According to Business Insider, the cuts in a series of technology companies such as Meta, Amazon or Alphabet (Google ‘s parent company) since the end of last year are due to the previous boom phenomenon: over-hiring to do jobs that are not really necessary.
“Big tech companies are responsible for hiring too much and then firing too much. They hire new people to fill fictitious positions just to meet a vanity hiring metric,” Keith Rabois, a tech investor and CEO of financial aid company OpenStore, said at an Evercore banking event in Miami last week.

Rabois, who was CEO of PayPal in the early 2000s, estimates that Alphabet and Meta have thousands of employees who do nothing. “They have nothing to do. They are essentially in a glorified role,” he says. “It’s all on display. There are people who do nothing but go to meetings.”
According to the billionaire, Silicon Valley companies intentionally hire too many engineers and tech talent just to prevent them from leaving for competitors. “It’s a pretty coherent strategy,” Rabois commented.
Other experts agree. According to Marc Andreessen, co-founder of Andreessen Horowitz (a16z) and former Meta board member, there is a class of employees in Silicon Valley called the “Laptop Class.” He mentioned the phrase on Twitter early last year when the wave of hiring at US tech companies was at its peak. The “Laptop Class” refers to people who regularly use laptops for work, but their role and image are “completely abstract, without tangible physical reality,” and their opinions are not recorded.
In mid-2022, Andreessen continued to state on Twitter that large tech companies in Silicon Valley are having double the surplus of previous years, with “big bad companies” having four times or more surplus.
Tech billionaire Thomas Siebel, CEO of AI company C3, said giants like Meta and Google have hired so much that they don’t have enough positions to fill.
“It’s strange that Google and Meta are taking on a bunch of people and not giving them jobs. They’re really doing nothing,” Siebel said.
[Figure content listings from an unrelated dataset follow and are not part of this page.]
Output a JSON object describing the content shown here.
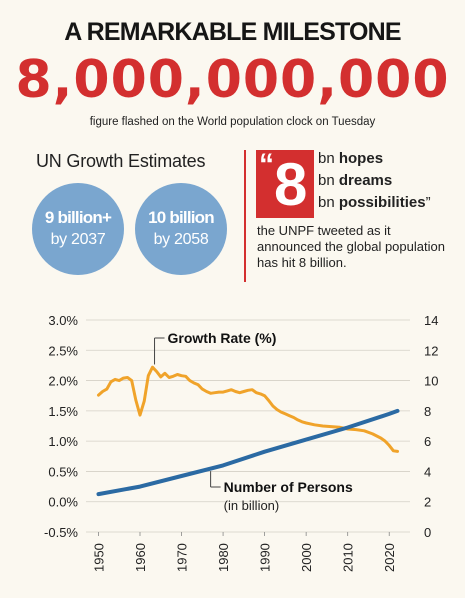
{
  "header": {
    "title": "A REMARKABLE MILESTONE",
    "big_number": "8,000,000,000",
    "subtitle": "figure flashed on the World population clock on Tuesday"
  },
  "estimates": {
    "title": "UN Growth Estimates",
    "items": [
      {
        "top": "9 billion+",
        "bottom": "by 2037"
      },
      {
        "top": "10 billion",
        "bottom": "by 2058"
      }
    ]
  },
  "quote": {
    "open_mark": "“",
    "number": "8",
    "lines": [
      {
        "prefix": "bn",
        "word": "hopes",
        "suffix": ""
      },
      {
        "prefix": "bn",
        "word": "dreams",
        "suffix": ""
      },
      {
        "prefix": "bn",
        "word": "possibilities",
        "suffix": "”"
      }
    ],
    "caption": "the UNPF tweeted as it announced the global population has hit 8 billion."
  },
  "colors": {
    "accent_red": "#d32f2f",
    "bubble_blue": "#7aa6cf",
    "growth_orange": "#f0a32a",
    "persons_blue": "#2b6aa3"
  },
  "chart_data": {
    "type": "line",
    "title": "",
    "xlabel": "",
    "x_ticks": [
      1950,
      1960,
      1970,
      1980,
      1990,
      2000,
      2010,
      2020
    ],
    "xlim": [
      1947,
      2025
    ],
    "y_left": {
      "label": "",
      "lim": [
        -0.5,
        3.0
      ],
      "ticks": [
        "-0.5%",
        "0.0%",
        "0.5%",
        "1.0%",
        "1.5%",
        "2.0%",
        "2.5%",
        "3.0%"
      ],
      "tick_values": [
        -0.5,
        0.0,
        0.5,
        1.0,
        1.5,
        2.0,
        2.5,
        3.0
      ]
    },
    "y_right": {
      "label": "",
      "lim": [
        0,
        14
      ],
      "ticks": [
        "0",
        "2",
        "4",
        "6",
        "8",
        "10",
        "12",
        "14"
      ],
      "tick_values": [
        0,
        2,
        4,
        6,
        8,
        10,
        12,
        14
      ]
    },
    "grid": true,
    "series": [
      {
        "name": "Growth Rate (%)",
        "axis": "left",
        "color": "#f0a32a",
        "points": [
          [
            1950,
            1.76
          ],
          [
            1951,
            1.82
          ],
          [
            1952,
            1.86
          ],
          [
            1953,
            1.98
          ],
          [
            1954,
            2.02
          ],
          [
            1955,
            2.0
          ],
          [
            1956,
            2.04
          ],
          [
            1957,
            2.05
          ],
          [
            1958,
            2.0
          ],
          [
            1959,
            1.68
          ],
          [
            1960,
            1.43
          ],
          [
            1961,
            1.66
          ],
          [
            1962,
            2.08
          ],
          [
            1963,
            2.22
          ],
          [
            1964,
            2.15
          ],
          [
            1965,
            2.06
          ],
          [
            1966,
            2.12
          ],
          [
            1967,
            2.05
          ],
          [
            1968,
            2.07
          ],
          [
            1969,
            2.1
          ],
          [
            1970,
            2.08
          ],
          [
            1971,
            2.07
          ],
          [
            1972,
            2.0
          ],
          [
            1973,
            1.96
          ],
          [
            1974,
            1.93
          ],
          [
            1975,
            1.86
          ],
          [
            1976,
            1.82
          ],
          [
            1977,
            1.79
          ],
          [
            1978,
            1.8
          ],
          [
            1979,
            1.81
          ],
          [
            1980,
            1.81
          ],
          [
            1981,
            1.83
          ],
          [
            1982,
            1.85
          ],
          [
            1983,
            1.82
          ],
          [
            1984,
            1.8
          ],
          [
            1985,
            1.82
          ],
          [
            1986,
            1.84
          ],
          [
            1987,
            1.85
          ],
          [
            1988,
            1.8
          ],
          [
            1989,
            1.78
          ],
          [
            1990,
            1.75
          ],
          [
            1991,
            1.67
          ],
          [
            1992,
            1.58
          ],
          [
            1993,
            1.52
          ],
          [
            1994,
            1.48
          ],
          [
            1995,
            1.45
          ],
          [
            1996,
            1.42
          ],
          [
            1997,
            1.39
          ],
          [
            1998,
            1.35
          ],
          [
            1999,
            1.32
          ],
          [
            2000,
            1.3
          ],
          [
            2002,
            1.27
          ],
          [
            2004,
            1.25
          ],
          [
            2006,
            1.24
          ],
          [
            2008,
            1.23
          ],
          [
            2010,
            1.2
          ],
          [
            2012,
            1.19
          ],
          [
            2014,
            1.17
          ],
          [
            2016,
            1.12
          ],
          [
            2018,
            1.05
          ],
          [
            2019,
            1.0
          ],
          [
            2020,
            0.93
          ],
          [
            2021,
            0.84
          ],
          [
            2022,
            0.83
          ]
        ]
      },
      {
        "name": "Number of Persons",
        "axis": "right",
        "color": "#2b6aa3",
        "points": [
          [
            1950,
            2.5
          ],
          [
            1960,
            3.0
          ],
          [
            1970,
            3.7
          ],
          [
            1980,
            4.4
          ],
          [
            1990,
            5.3
          ],
          [
            2000,
            6.1
          ],
          [
            2010,
            6.9
          ],
          [
            2020,
            7.8
          ],
          [
            2022,
            8.0
          ]
        ]
      }
    ],
    "annotations": [
      {
        "text": "Growth Rate (%)"
      },
      {
        "text": "Number of Persons"
      },
      {
        "text": "(in billion)"
      }
    ]
  }
}
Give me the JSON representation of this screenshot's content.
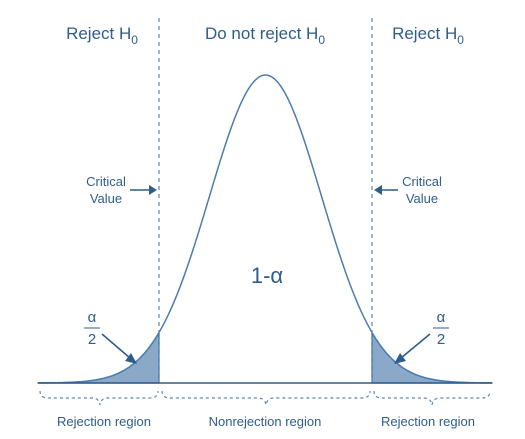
{
  "labels": {
    "reject_left": "Reject H",
    "reject_left_sub": "0",
    "do_not_reject": "Do not reject H",
    "do_not_reject_sub": "0",
    "reject_right": "Reject H",
    "reject_right_sub": "0",
    "critical_left_line1": "Critical",
    "critical_left_line2": "Value",
    "critical_right_line1": "Critical",
    "critical_right_line2": "Value",
    "center_value": "1-α",
    "alpha_left_num": "α",
    "alpha_left_den": "2",
    "alpha_right_num": "α",
    "alpha_right_den": "2",
    "rejection_region_left": "Rejection region",
    "nonrejection_region": "Nonrejection region",
    "rejection_region_right": "Rejection region"
  },
  "colors": {
    "text": "#2f5d8a",
    "curve": "#4a7cb0",
    "shade": "#8aa9c9"
  }
}
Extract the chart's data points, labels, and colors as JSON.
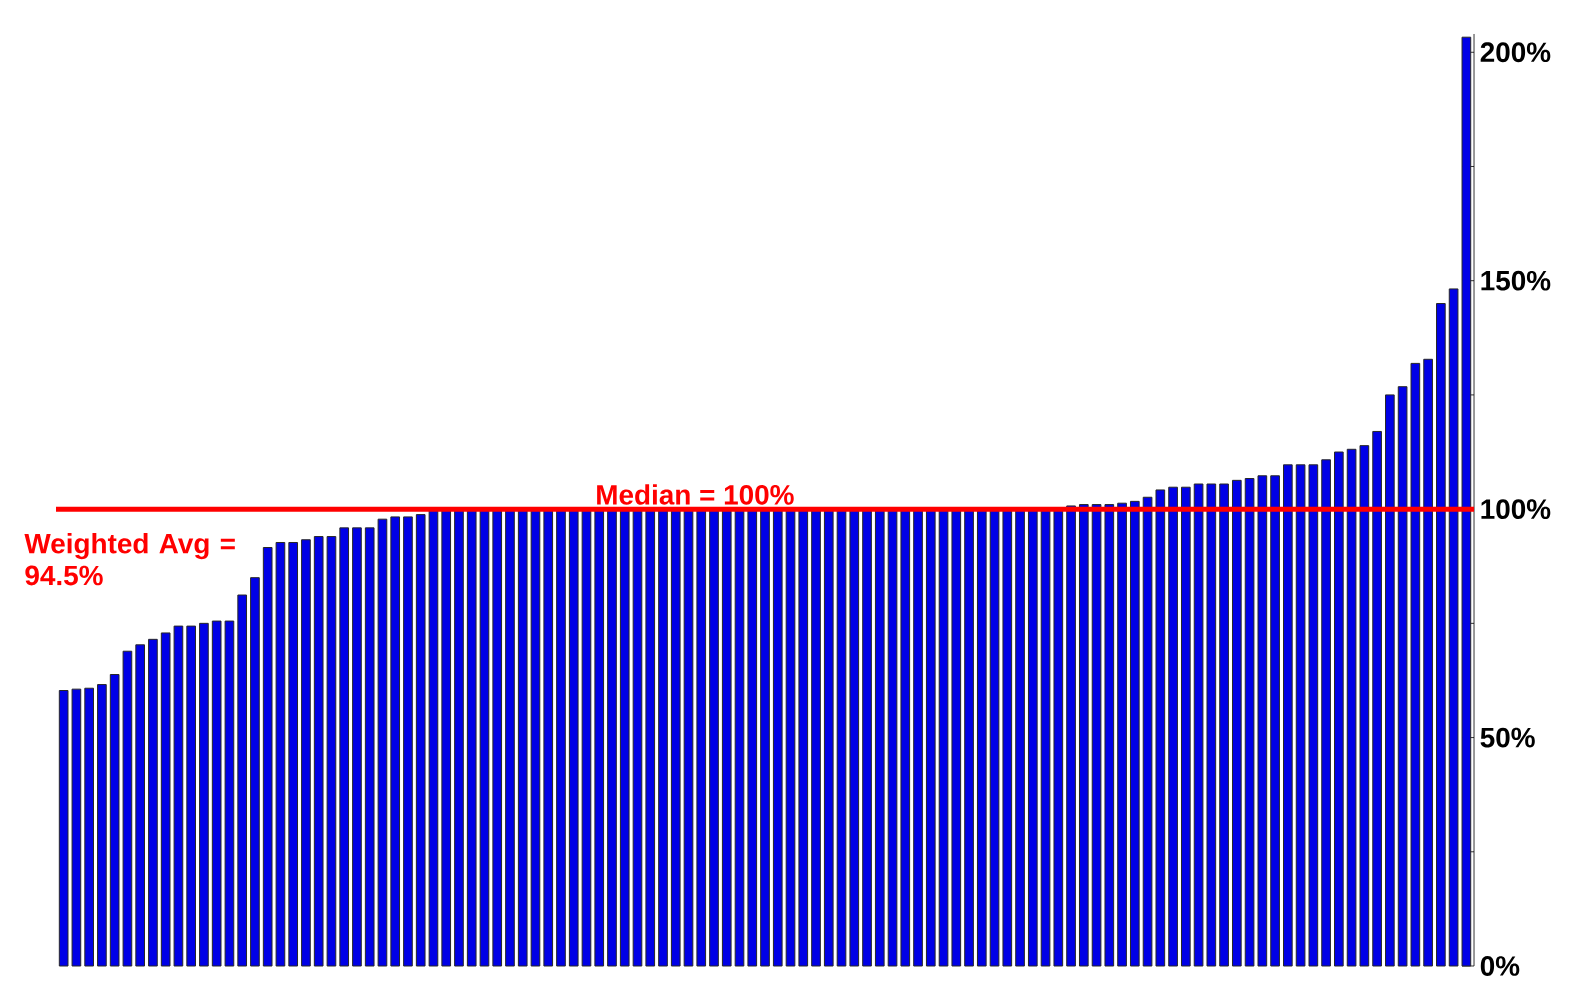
{
  "chart_data": {
    "type": "bar",
    "categories": [
      null,
      null,
      null,
      null,
      null,
      null,
      null,
      null,
      null,
      null,
      null,
      null,
      null,
      null,
      null,
      null,
      null,
      null,
      null,
      null,
      null,
      null,
      null,
      null,
      null,
      null,
      null,
      null,
      null,
      null,
      null,
      null,
      null,
      null,
      null,
      null,
      null,
      null,
      null,
      null,
      null,
      null,
      null,
      null,
      null,
      null,
      null,
      null,
      null,
      null,
      null,
      null,
      null,
      null,
      null,
      null,
      null,
      null,
      null,
      null,
      null,
      null,
      null,
      null,
      null,
      null,
      null,
      null,
      null,
      null,
      null,
      null,
      null,
      null,
      null,
      null,
      null,
      null,
      null,
      null,
      null,
      null,
      null,
      null,
      null,
      null,
      null,
      null,
      null,
      null,
      null,
      null,
      null,
      null,
      null,
      null,
      null,
      null,
      null,
      null,
      null,
      null,
      null,
      null,
      null,
      null,
      null,
      null,
      null,
      null,
      null
    ],
    "values": [
      60.3,
      60.6,
      60.8,
      61.6,
      63.8,
      68.9,
      70.3,
      71.5,
      72.9,
      74.4,
      74.4,
      75.0,
      75.5,
      75.5,
      81.2,
      85.0,
      91.6,
      92.7,
      92.7,
      93.3,
      94.0,
      94.0,
      95.9,
      95.9,
      95.9,
      97.8,
      98.3,
      98.3,
      98.8,
      100,
      100,
      100,
      100,
      100,
      100,
      100,
      100,
      100,
      100,
      100,
      100,
      100,
      100,
      100,
      100,
      100,
      100,
      100,
      100,
      100,
      100,
      100,
      100,
      100,
      100,
      100,
      100,
      100,
      100,
      100,
      100,
      100,
      100,
      100,
      100,
      100,
      100,
      100,
      100,
      100,
      100,
      100,
      100,
      100,
      100,
      100,
      100,
      100,
      100,
      100.7,
      101,
      101,
      101,
      101.3,
      101.7,
      102.6,
      104.2,
      104.8,
      104.8,
      105.5,
      105.5,
      105.5,
      106.3,
      106.7,
      107.3,
      107.3,
      109.7,
      109.7,
      109.7,
      110.8,
      112.5,
      113.1,
      113.9,
      117,
      125,
      126.8,
      131.9,
      132.8,
      145,
      148.2,
      203.3
    ],
    "color": "#0000e6",
    "ylim": [
      0,
      204
    ],
    "yticks": [
      {
        "value": 0,
        "label": "0%"
      },
      {
        "value": 25,
        "label": null
      },
      {
        "value": 50,
        "label": "50%"
      },
      {
        "value": 75,
        "label": null
      },
      {
        "value": 100,
        "label": "100%"
      },
      {
        "value": 125,
        "label": null
      },
      {
        "value": 150,
        "label": "150%"
      },
      {
        "value": 175,
        "label": null
      },
      {
        "value": 200,
        "label": "200%"
      }
    ],
    "tick_labels": "y",
    "ref_lines": [
      {
        "axis": "y",
        "value": 100,
        "label": "Median = 100%",
        "color": "#ff0000"
      }
    ],
    "annotations": [
      "Weighted Avg = 94.5%"
    ]
  }
}
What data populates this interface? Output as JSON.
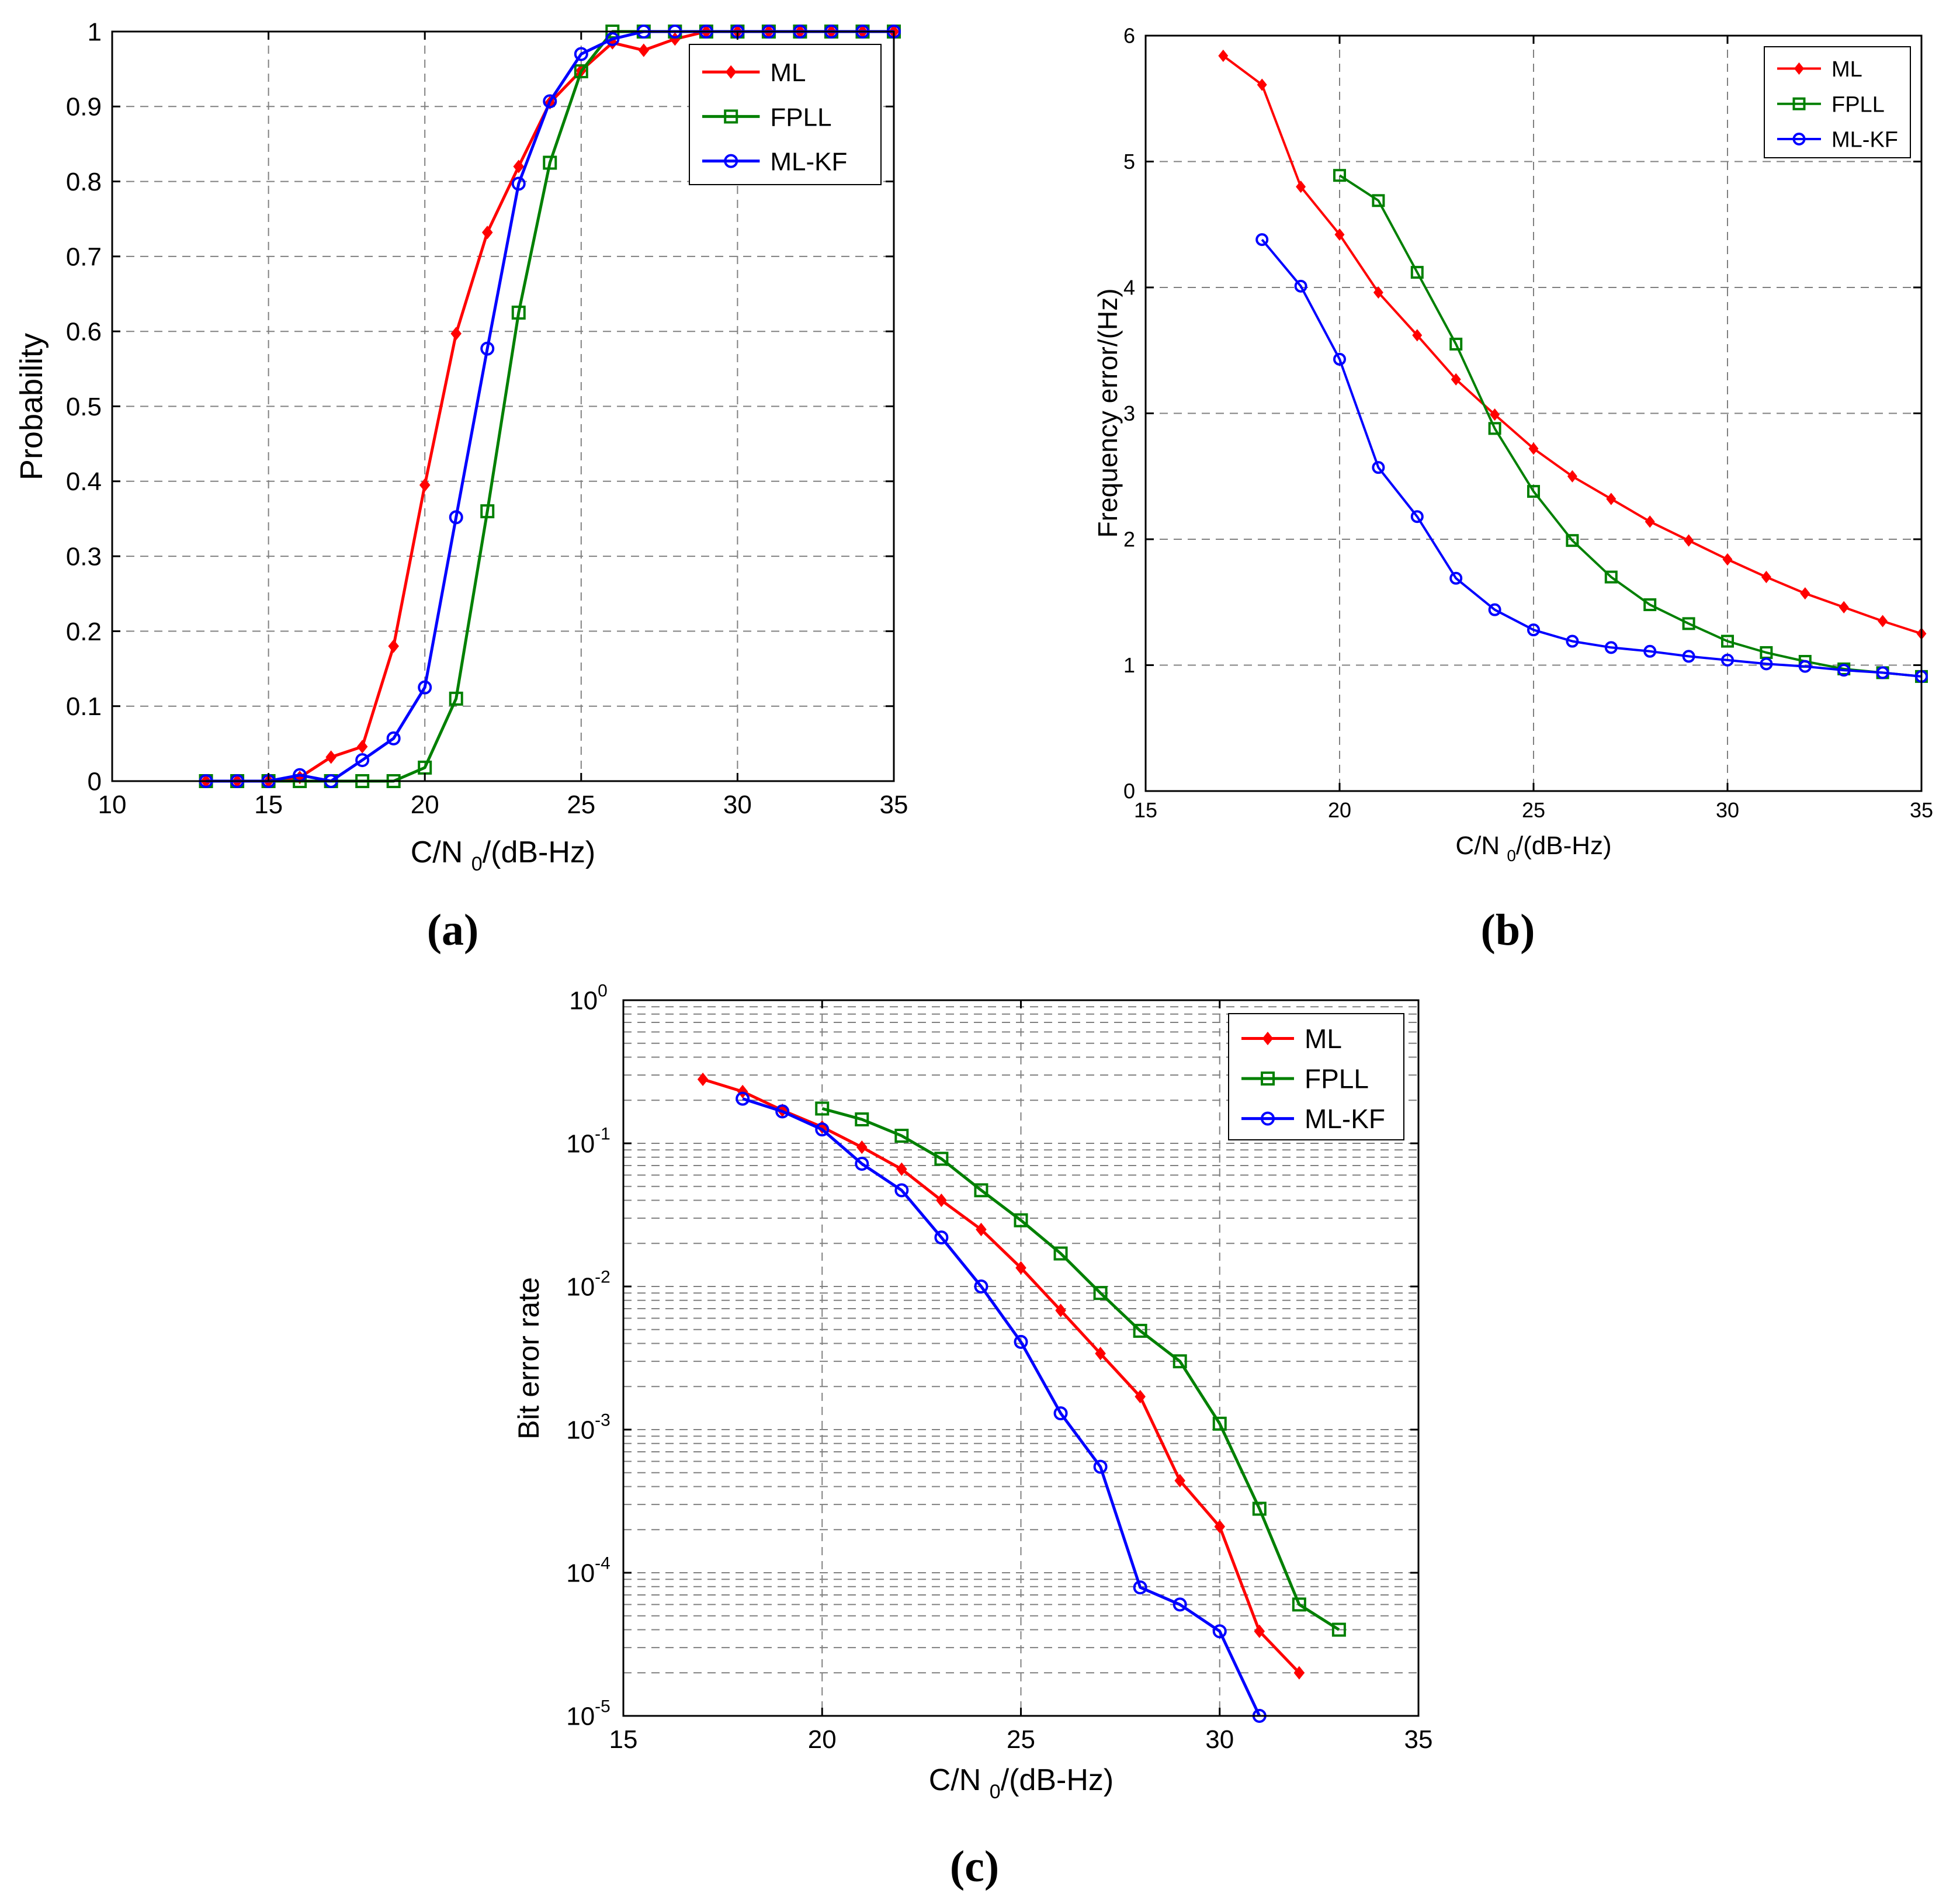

In mid-March, Britney Levy, a former Meta employee, also said on TikTok that the company treated employees like collectible Pokemon cards. “I was part of a group of employees who were hired in a strange position: the non-work group,” she said. “I could take a whole day off and no one would know.”
In mid-February, two Meta employees revealed to FT that many people in the company had not been assigned work and were still getting paid for doing nothing because management could not plan because approving decisions took months.
Amid the wave of layoffs, billionaire Rabois praised Elon Musk, who has aggressively cut 70% of Twitter’s staff since taking over the social network last October. “People are watching Elon and Twitter. He’s clearly setting an example, albeit an extreme one,” Rabois said. “The focus of the tech industry is going to shift away from a growth-at-all-costs model to a focus on profitability, like revenue generated per employee.”
According to data from the layoff tracking website Layoffs.fyi, in 2022, more than 1,000 companies cut 160,000 employees. However, in the first three months of this year alone, the number of layoffs has exceeded 100,000 people. Among them, companies such as Meta and Amazon have carried out a second round of layoffs in just a few months, with the number reaching tens of thousands of people. Most of the reasons given by company leaders are due to the gloomy economic situation, political instability or a strategy to streamline the apparatus and cut spending. However, experts assess that the decision to lay off may be an act of imitation, rather than bringing real cost efficiency.